Sekolah Vokasi Indonesia-Jerman Hasilkan 6.577 Lulusan
Oleh
M Fajar Marta
·3 menit baca
JAKARTA, KOMPAS — Kamar Dagang dan Industri Indonesia terus melanggengkan kerja sama dengan Kamar Dagang dan Industri Jerman dalam menyiapkan tenaga pendidik untuk pendidikan vokasi. Kurikulum dan standar kompetensi yang diterapkan disesuaikan dengan kebutuhan industri Indonesia dan Jerman. Hal ini dilakukan untuk menjembatani ketimpangan antara kebutuhan industri dan kualitas lulusan pendidikan vokasi Indonesia.
Sejak 2016, lembaga pendidikan vokasi tersebut telah menghasilkan sekitar 1.000 tenaga pendidik yang disebut supermentor. Supermentor tersebut merupakan perwakilan dari 2.600 perusahaan yang berada di bawah Kamar Dagang dan Industri (Kadin). Mereka dilatih untuk bisa mendidik mentor-mentor baru di lingkungan perusahaannya.
”Para mentor yang sudah dilatih para supermentor dari setiap perusahaan ini bertugas untuk mendidik calon-calon tenaga kerja sesuai dengan kurikulum dan standar kompetensi yang disesuaikan dengan kebutuhan industri di Indonesia dan Jerman. Sampai dengan saat ini, sudah ada 6.577 lulusan yang dihasilkan,” tutur Ketua Umum Kadin Indonesia Rosan Roeslani saat dihubungi dari Jakarta, Jumat (1/2/2019).
Pendidikan vokasi perusahaan-perusahaan di bawah Kadin ini menerapkan sistem pembelajaran 30 persen di kelas dan 70 persen di industri. Ada empat sektor pendidikan vokasi yang menjadi fokus, yakni otomotif, layanan kesehatan, keramah-tamahan, dan ritel.
Setelah menyelesaikan pendidikannya, tenaga kerja tersebut bisa langsung dipekerjakan di perusahaan-perusahaan tersebut atau perusahaan lain yang membutuhkan lulusan dengan kualifikasi sejenis.
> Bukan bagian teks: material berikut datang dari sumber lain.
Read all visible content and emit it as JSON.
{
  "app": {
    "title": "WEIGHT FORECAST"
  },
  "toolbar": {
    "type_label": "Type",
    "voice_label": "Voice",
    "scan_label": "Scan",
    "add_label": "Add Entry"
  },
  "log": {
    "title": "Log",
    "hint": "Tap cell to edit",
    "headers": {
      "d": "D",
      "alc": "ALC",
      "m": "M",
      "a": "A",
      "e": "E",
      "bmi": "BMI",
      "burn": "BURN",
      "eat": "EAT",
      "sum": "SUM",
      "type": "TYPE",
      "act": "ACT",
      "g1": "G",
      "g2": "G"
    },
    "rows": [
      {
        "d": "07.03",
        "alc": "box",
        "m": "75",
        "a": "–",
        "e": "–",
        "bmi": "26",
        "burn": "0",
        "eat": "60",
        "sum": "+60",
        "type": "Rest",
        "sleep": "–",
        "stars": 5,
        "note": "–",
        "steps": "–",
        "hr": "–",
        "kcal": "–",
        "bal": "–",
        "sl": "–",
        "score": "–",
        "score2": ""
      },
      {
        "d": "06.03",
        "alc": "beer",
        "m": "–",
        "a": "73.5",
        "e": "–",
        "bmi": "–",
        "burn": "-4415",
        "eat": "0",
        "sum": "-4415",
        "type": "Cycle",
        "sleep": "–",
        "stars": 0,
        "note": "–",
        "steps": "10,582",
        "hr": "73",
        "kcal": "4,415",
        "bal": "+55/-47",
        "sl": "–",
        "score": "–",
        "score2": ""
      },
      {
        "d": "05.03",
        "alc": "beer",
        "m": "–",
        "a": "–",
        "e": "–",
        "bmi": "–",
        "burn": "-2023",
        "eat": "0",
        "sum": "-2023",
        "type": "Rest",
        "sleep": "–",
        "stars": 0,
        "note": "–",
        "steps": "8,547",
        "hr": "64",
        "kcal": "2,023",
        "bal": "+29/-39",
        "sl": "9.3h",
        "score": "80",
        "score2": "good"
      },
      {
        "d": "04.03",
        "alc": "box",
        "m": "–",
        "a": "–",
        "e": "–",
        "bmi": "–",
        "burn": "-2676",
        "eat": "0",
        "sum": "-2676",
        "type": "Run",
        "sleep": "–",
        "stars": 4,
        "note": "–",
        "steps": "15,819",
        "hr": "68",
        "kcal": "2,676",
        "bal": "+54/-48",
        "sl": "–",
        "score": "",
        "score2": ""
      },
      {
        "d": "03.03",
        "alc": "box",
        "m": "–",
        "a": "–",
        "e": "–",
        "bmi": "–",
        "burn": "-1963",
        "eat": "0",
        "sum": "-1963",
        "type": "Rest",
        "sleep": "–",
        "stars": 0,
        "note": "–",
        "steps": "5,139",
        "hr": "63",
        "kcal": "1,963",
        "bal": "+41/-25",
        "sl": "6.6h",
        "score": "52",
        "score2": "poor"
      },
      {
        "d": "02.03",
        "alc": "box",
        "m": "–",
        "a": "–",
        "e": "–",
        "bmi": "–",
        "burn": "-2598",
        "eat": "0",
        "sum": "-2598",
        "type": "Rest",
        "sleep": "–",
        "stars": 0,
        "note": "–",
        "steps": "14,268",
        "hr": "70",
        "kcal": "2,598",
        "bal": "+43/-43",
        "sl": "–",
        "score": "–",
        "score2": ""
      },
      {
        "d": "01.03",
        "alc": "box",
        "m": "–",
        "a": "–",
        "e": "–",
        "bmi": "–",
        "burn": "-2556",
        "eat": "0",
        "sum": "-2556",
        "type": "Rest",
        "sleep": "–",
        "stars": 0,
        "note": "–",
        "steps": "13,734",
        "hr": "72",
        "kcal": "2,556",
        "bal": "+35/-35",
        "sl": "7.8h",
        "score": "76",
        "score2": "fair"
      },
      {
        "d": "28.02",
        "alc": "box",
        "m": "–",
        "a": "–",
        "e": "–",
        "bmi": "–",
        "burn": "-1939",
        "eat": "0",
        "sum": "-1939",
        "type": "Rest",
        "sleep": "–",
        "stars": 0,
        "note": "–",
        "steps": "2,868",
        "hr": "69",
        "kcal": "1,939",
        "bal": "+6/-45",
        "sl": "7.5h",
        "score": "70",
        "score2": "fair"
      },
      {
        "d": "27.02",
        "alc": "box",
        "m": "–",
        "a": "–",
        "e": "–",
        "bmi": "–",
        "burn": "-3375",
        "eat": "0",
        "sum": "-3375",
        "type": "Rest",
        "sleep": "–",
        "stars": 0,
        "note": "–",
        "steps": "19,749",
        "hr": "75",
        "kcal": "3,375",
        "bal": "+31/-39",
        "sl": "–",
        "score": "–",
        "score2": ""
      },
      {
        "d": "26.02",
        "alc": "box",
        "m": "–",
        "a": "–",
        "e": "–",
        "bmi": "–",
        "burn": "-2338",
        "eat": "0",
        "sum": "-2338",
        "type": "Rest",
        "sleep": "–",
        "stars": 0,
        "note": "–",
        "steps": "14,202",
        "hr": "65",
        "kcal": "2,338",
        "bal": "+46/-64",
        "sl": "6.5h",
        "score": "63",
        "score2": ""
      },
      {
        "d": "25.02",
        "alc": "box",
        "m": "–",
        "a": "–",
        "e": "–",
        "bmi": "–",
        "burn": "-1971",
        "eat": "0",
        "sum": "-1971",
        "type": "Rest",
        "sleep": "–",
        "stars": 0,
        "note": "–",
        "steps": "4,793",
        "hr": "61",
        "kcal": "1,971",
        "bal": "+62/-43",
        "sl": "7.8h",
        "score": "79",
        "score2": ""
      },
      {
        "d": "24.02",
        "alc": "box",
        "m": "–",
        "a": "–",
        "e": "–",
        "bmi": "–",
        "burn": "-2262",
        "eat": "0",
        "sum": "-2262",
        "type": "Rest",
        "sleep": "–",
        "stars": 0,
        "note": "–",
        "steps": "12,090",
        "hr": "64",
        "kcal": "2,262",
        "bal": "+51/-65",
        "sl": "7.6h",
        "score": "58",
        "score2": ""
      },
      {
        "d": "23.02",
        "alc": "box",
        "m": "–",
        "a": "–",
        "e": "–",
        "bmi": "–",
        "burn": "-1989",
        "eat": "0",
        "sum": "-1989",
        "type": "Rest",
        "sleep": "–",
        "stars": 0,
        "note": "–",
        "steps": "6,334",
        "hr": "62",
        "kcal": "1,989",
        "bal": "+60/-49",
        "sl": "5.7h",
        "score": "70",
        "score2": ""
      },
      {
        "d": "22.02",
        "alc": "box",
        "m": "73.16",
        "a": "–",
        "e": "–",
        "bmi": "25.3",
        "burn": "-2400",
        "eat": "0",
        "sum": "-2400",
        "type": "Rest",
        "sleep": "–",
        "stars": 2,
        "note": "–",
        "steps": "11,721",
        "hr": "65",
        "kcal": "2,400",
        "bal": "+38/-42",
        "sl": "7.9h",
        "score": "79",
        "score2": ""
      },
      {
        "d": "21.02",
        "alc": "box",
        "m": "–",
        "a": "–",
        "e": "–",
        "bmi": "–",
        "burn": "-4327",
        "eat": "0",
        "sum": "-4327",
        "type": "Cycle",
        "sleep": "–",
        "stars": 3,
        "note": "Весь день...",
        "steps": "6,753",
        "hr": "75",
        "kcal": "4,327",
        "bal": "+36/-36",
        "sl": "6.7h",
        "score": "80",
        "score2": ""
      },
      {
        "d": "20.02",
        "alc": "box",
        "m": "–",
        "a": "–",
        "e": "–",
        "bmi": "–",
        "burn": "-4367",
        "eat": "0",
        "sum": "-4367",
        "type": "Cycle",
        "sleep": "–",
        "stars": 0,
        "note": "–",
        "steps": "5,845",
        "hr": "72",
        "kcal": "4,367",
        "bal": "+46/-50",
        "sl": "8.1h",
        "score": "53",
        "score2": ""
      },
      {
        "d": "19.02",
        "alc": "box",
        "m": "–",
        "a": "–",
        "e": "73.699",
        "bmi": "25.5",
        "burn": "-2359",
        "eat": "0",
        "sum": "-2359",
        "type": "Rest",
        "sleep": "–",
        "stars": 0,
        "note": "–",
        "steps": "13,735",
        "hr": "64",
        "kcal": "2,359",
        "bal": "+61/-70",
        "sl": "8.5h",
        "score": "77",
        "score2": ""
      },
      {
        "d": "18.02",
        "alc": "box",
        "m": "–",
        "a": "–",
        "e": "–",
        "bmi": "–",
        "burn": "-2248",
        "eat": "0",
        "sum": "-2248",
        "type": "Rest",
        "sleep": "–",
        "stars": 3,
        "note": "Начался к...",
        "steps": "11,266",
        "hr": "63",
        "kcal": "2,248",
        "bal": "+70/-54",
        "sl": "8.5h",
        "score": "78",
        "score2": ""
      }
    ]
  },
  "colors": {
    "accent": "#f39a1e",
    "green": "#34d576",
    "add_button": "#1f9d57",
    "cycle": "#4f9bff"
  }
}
Menurut Rosan, hal itu dilakukan Kadin untuk meningkatkan kapasitas tenaga kerja yang akan bermuara kepada meningkatnya produktivitas tenaga kerja di Indonesia.
”Kami melihat bahwa struktur tenaga kerja kita kebanyakan lulusan pendidikan dasar. Untuk itu, pendidikan vokasi bisa jadi salah satu solusinya,” ucap Rosan.
Kurikulum
Ketimpangan antara kapasitas lulusan vokasi dan kebutuhan industri menurut Guru Besar dan Dekan Fakultas Ekonomi dan Bisnis Universitas Indonesia Ari Kuncoro bermula dari kakunya kurikulum pendidikan sekolah menengah kejuruan (SMK). Akibatnya, banyak lulusan SMK yang tidak bisa langsung terserap ke dunia kerja.
Badan Pusat Statistik menyebutkan, tingkat pengangguran terbuka dari tingkat pendidikan SMK merupakan yang paling tinggi dibandingkan dengan jenjang pendidikan lain. Tingkat pengangguran terbuka dari lulusan SMK pada Februari 2018 sebesar 8,92 persen.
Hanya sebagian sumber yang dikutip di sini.